Australia lead by 158 at lunch as Bumrah, Siraj remove openers on Day 4-Read
The Indian bowlers came out with renewed vigour in the second innings and the decision to give the new ball to Akash Deep was a prudent one.
Published Date – 29 December 2024, 08:21 AM
Melbourne: Jasprit Bumrah bowled a perfect nip-backer to remove Sam Konstas before the much-maligned Mohammed Siraj jettisoned Usman Khawaja with a peach as Australia crawled to 53 for 2 at lunch on the fourth day of the fourth Test here on Sunday.
Australia extended their overall lead to 158.
Nitish Kumar Reddy’s valiant effort ended at 114 that took India’s first innings total to 369 during the lengthy morning session, helping the Aussies to a 105-run lead.
Reddy finally holed out in the deep off Nathan Lyon (3/96 in 28.3 overs) as Indian innings ended at 119.3 overs.
The Indian bowlers came out with renewed vigour in the second innings and the decision to give the new ball to Akash Deep was a prudent one.
He didn’t bowl too many release deliveries even as Bumrah kept beating the bat of both the openers with monotonic regularity.
Konstas (8), who did live up to the hype during the first innings, played an edgy pull but then Bumrah (1/18 in 8 overs) bowled a delivery that pitched a shade back of length and jagged back enough to cut him into half.
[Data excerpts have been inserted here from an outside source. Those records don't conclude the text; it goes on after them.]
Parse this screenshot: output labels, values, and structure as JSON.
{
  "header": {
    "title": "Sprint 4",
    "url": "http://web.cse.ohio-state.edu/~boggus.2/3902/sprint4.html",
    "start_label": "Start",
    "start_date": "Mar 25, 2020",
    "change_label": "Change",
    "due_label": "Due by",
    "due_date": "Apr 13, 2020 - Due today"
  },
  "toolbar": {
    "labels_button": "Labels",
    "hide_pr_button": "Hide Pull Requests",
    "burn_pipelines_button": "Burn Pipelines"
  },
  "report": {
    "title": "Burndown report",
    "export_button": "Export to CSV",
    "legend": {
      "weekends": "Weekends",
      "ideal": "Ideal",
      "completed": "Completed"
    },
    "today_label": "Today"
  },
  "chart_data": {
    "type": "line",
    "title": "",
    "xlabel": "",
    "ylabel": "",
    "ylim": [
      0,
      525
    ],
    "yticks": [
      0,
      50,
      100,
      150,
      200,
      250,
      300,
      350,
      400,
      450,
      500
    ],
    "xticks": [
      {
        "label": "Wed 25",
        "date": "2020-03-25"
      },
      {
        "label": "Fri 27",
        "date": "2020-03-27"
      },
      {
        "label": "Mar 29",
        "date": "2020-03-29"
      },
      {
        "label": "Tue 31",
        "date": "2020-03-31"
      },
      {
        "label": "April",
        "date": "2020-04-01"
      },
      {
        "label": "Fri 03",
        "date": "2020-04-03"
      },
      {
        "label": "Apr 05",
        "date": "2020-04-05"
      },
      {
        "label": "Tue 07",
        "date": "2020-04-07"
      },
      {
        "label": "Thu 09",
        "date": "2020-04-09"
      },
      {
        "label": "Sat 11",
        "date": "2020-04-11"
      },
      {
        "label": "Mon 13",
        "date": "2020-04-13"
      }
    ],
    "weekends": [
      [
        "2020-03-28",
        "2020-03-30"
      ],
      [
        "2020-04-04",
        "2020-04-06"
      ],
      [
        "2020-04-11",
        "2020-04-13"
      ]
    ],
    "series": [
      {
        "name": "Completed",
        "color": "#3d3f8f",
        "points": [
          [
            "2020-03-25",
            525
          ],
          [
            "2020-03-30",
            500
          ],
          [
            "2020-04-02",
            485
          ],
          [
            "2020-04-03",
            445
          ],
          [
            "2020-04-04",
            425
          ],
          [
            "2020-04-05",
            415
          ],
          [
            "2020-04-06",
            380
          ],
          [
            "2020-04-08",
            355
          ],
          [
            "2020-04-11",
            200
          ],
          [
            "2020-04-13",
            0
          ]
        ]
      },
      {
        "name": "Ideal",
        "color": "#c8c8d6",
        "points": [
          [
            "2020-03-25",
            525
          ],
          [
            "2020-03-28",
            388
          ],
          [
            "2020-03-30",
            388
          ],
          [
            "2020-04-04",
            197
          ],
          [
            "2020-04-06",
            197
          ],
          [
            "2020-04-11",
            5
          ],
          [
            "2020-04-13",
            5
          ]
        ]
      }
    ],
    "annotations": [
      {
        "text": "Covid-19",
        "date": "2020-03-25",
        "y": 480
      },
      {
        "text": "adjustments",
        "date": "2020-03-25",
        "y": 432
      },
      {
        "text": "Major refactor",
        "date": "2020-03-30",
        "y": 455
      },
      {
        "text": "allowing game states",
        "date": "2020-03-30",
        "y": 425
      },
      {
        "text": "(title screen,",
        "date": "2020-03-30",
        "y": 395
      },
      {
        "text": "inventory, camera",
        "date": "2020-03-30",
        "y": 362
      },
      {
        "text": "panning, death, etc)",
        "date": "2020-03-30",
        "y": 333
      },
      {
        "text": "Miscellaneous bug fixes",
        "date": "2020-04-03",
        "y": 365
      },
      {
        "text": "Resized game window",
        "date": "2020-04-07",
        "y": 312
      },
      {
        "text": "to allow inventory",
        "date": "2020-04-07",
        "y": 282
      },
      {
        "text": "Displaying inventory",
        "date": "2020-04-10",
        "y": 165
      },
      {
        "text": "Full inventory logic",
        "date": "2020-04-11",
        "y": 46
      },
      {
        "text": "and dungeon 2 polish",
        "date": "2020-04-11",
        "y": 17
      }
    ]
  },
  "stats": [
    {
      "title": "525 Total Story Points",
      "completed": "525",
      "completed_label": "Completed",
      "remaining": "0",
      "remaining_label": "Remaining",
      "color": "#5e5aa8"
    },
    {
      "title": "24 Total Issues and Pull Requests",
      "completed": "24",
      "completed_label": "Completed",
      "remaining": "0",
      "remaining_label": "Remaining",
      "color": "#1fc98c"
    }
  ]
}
Hardly animated after taking wickets, Bumrah was seen egging the crowd to get behind the team as Konstas was booed off the ground by a sizeable Indian crowd that chanted Virat Kohli’s name.
Marnus Labuschagne (20 batting) and Usman Khawaja (21 off 65 balls) did not look comfortable despite both having scored fifties in the previous innings.
Siraj (1/10 in 7 overs), who had a very poor outing so far, was brought in as first change after Bumrah had bowled his opening spell.
The way Siraj was able to set up Khawaja is what Test cricket is all about.
The pacer bowled four deliveries which were angling out with speeds varying between 139 to 142 clicks, all pitched on the six to eight metre length.
Having set the left-hander up with a series of away going deliveries, Siraj pitched the next one on an identical length but instead of going away with the angle, it straightened enough to breach Khawaja’s defence.
The joy was palpable for Siraj, who has been booed since his Adelaide bust-up while giving Travis Head a rude send-off.
Whether he marked his run-up, chased the balls to the boundary or came out to support Reddy to get his hundred, the amount of hostility faced by the newly appointed DSP of Telangana Police has been unprecedented.
He was well within his rights to ask the partisan Australian fans to keep quiet and he did that in style with a memorable delivery.